Leveraging temporal redundancy for efficient visual recognition on video and other time-series data
GitHub: PyTorch, TensorFlow
Artificial neural networks are the state of the art in visual recognition. Many of these networks are trained and evaluated on static images. For example, the OpenPose model takes a single image as input and predicts a set of human joint positions. To make predictions on video, a single-frame model can be applied repeatedly to individual frames. However, at the frame rate of a typical camera (e.g., 30 frames per second), there is often significant repetition in image content between adjacent frames. In some regions of an image, there may be repetition in pixel values. In other image regions, there may be repetition of more complex structures (e.g., tree branches, as shown in the figure above).
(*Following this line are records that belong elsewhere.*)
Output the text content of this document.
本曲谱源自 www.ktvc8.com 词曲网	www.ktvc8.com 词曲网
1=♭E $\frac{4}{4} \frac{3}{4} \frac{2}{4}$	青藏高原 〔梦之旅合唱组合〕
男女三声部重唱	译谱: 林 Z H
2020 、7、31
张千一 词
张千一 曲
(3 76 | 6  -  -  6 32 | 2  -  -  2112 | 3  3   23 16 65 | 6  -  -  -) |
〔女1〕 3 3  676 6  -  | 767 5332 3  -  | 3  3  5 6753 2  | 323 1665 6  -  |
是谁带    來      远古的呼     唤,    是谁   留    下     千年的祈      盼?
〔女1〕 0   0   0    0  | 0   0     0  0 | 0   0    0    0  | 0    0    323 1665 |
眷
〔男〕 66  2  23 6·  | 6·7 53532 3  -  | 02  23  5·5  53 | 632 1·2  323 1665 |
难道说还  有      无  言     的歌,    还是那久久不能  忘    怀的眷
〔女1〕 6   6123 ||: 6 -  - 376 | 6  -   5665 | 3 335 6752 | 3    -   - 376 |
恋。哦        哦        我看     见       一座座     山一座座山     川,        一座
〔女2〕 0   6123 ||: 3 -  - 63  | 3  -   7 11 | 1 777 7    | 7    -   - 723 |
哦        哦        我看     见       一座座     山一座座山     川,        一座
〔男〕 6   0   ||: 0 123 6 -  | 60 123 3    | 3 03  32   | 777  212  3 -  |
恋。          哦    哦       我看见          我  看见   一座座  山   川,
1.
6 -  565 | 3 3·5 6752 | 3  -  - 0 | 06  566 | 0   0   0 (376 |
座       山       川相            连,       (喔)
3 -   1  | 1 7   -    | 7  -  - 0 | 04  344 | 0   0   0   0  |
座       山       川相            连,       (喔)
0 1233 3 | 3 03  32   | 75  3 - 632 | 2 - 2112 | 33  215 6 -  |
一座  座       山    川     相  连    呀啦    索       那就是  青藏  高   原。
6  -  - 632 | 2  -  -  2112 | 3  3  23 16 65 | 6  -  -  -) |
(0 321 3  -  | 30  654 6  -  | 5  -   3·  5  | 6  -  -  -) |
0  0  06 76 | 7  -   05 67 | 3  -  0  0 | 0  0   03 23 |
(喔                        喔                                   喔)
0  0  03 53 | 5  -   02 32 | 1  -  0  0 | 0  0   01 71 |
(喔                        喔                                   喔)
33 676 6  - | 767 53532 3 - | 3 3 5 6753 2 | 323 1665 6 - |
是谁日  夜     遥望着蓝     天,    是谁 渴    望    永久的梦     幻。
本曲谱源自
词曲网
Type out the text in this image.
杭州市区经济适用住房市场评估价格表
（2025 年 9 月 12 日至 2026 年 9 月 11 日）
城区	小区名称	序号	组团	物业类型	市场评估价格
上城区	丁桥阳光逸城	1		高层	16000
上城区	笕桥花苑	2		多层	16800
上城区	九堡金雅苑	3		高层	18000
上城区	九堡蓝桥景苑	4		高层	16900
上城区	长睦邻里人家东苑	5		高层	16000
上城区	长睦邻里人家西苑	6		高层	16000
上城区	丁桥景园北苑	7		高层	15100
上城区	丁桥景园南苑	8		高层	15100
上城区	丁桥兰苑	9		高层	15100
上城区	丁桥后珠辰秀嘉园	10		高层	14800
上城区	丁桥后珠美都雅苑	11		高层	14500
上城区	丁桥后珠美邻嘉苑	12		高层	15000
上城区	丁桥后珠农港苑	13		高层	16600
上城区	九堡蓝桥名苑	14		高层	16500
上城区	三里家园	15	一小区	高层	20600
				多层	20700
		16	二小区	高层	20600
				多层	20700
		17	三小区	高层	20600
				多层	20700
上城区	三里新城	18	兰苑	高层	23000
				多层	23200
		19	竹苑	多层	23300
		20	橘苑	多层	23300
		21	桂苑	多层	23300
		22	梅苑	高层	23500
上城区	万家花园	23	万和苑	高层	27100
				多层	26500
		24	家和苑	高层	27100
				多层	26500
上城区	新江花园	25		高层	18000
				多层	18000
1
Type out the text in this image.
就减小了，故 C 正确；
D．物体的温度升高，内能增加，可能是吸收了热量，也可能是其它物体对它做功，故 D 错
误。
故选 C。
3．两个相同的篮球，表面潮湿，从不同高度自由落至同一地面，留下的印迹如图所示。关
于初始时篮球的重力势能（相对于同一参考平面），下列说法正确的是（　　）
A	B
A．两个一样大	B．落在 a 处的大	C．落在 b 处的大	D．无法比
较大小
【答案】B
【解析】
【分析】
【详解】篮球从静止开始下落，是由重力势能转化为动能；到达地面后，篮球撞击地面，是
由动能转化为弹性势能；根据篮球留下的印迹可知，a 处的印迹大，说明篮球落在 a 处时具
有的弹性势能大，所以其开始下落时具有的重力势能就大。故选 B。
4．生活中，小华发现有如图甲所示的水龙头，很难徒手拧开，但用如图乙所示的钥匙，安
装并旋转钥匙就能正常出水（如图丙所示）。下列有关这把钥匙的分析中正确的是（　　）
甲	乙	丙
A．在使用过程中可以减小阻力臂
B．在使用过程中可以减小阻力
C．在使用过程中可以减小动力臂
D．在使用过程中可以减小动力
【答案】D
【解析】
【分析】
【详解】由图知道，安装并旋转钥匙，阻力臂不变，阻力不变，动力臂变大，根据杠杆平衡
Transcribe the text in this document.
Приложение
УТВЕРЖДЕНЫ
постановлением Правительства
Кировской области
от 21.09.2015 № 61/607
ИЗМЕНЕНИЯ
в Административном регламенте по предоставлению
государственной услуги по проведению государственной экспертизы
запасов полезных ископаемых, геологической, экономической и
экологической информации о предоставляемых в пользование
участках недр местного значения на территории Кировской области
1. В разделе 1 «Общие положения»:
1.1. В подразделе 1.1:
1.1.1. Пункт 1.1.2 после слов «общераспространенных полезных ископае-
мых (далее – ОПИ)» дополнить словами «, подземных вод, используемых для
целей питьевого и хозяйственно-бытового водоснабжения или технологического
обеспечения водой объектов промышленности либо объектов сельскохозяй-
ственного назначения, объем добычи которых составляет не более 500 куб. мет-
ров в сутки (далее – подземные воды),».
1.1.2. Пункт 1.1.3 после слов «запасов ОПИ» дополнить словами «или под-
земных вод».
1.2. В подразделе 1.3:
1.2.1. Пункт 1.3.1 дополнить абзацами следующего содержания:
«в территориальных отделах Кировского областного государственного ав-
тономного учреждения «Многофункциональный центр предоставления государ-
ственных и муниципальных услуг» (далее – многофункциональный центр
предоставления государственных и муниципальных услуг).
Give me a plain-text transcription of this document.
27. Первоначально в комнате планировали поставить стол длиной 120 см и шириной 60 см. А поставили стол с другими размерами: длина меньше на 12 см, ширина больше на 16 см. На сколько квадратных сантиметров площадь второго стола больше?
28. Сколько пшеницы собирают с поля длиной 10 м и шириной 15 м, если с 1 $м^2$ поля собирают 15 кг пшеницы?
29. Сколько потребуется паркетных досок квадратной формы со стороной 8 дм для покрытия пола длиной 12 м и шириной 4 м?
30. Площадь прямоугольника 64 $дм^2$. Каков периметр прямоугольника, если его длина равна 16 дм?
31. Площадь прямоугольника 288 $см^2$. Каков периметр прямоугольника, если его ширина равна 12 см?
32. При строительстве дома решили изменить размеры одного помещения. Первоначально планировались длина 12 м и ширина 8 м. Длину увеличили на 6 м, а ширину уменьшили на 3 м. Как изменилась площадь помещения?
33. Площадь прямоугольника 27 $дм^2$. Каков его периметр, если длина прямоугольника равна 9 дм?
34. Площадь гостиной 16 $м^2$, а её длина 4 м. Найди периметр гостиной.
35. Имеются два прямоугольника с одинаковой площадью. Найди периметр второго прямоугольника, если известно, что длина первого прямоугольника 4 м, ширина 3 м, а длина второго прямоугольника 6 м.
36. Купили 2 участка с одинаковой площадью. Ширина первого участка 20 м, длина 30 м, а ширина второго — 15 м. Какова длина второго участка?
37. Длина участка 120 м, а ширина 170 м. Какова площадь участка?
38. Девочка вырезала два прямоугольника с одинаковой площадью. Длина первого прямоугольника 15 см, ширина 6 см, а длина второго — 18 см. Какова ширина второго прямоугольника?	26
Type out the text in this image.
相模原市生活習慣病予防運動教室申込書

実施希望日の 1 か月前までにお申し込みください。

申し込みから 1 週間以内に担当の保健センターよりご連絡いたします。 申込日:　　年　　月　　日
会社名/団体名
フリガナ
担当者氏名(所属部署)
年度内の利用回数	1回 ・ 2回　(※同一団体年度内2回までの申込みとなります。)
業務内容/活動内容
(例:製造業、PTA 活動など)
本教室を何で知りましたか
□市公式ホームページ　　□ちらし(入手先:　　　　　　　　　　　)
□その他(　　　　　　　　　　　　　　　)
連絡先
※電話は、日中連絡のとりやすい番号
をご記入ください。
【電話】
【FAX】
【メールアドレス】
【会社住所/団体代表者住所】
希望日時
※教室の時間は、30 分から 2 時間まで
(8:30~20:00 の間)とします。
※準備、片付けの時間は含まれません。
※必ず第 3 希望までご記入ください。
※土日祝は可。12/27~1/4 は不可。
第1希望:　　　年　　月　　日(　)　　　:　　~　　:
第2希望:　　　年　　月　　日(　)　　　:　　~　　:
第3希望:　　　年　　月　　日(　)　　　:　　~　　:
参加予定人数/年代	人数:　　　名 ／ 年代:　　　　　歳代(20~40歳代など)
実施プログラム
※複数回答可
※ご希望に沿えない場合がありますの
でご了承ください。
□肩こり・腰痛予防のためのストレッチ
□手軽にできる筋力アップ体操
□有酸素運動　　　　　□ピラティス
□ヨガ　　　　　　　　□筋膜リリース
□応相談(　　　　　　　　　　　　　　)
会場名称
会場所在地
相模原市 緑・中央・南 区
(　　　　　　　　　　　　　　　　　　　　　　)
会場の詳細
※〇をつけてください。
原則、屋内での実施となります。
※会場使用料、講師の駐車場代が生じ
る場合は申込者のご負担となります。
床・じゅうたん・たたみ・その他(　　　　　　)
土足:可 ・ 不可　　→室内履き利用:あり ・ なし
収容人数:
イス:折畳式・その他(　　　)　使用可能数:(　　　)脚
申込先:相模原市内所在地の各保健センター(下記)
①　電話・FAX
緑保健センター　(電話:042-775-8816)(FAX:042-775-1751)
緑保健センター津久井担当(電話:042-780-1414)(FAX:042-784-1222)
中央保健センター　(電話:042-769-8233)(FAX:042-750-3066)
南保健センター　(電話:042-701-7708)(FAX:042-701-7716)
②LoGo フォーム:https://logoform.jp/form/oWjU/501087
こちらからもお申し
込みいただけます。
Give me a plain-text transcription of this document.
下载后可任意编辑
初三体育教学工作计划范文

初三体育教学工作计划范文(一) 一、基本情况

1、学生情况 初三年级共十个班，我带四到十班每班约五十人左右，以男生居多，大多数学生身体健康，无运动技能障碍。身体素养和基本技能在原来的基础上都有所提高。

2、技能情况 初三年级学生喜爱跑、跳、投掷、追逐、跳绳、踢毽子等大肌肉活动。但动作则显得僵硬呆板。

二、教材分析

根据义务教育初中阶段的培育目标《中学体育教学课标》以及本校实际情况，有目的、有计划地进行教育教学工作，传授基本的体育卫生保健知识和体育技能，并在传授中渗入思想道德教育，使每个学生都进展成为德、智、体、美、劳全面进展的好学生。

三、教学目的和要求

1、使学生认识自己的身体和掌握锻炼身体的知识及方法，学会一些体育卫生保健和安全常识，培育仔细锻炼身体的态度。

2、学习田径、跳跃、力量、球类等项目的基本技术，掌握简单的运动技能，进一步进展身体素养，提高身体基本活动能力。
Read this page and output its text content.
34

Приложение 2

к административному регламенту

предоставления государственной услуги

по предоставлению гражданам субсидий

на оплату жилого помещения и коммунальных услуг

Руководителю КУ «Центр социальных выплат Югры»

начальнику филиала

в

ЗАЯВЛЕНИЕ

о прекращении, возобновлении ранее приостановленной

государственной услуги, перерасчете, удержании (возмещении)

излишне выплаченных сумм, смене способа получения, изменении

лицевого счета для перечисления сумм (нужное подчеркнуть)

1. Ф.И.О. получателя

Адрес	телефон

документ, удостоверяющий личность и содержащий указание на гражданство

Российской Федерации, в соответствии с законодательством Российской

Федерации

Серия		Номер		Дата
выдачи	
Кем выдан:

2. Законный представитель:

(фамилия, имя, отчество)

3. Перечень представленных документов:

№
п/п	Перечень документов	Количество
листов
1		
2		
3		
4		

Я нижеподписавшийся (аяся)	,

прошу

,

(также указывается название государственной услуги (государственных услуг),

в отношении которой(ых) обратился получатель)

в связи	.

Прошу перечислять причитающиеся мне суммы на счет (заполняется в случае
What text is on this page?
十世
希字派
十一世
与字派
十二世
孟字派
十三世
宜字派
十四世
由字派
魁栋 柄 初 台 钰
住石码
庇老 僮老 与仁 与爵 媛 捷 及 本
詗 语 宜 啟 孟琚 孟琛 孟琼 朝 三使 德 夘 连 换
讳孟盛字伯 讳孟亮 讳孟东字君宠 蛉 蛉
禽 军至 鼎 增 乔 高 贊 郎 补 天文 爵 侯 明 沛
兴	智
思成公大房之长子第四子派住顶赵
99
We propose Event Neural Networks (EvNets), which leverage this repetition to achieve considerable computation savings when processing video data. A defining characteristic of EvNets is that each neuron has state variables that provide it with long-term memory, which allows low-cost, high-accuracy inference even in the presence of significant camera motion. We show that it is possible to transform a wide range of neural networks into EvNets without re-training. We demonstrate our method on state-of-the-art architectures for both high- and low-level visual processing, including pose recognition, object detection, optical flow, and image enhancement. We observe roughly an order-of-magnitude reduction in computational costs compared to conventional networks, with minimal reductions in model accuracy.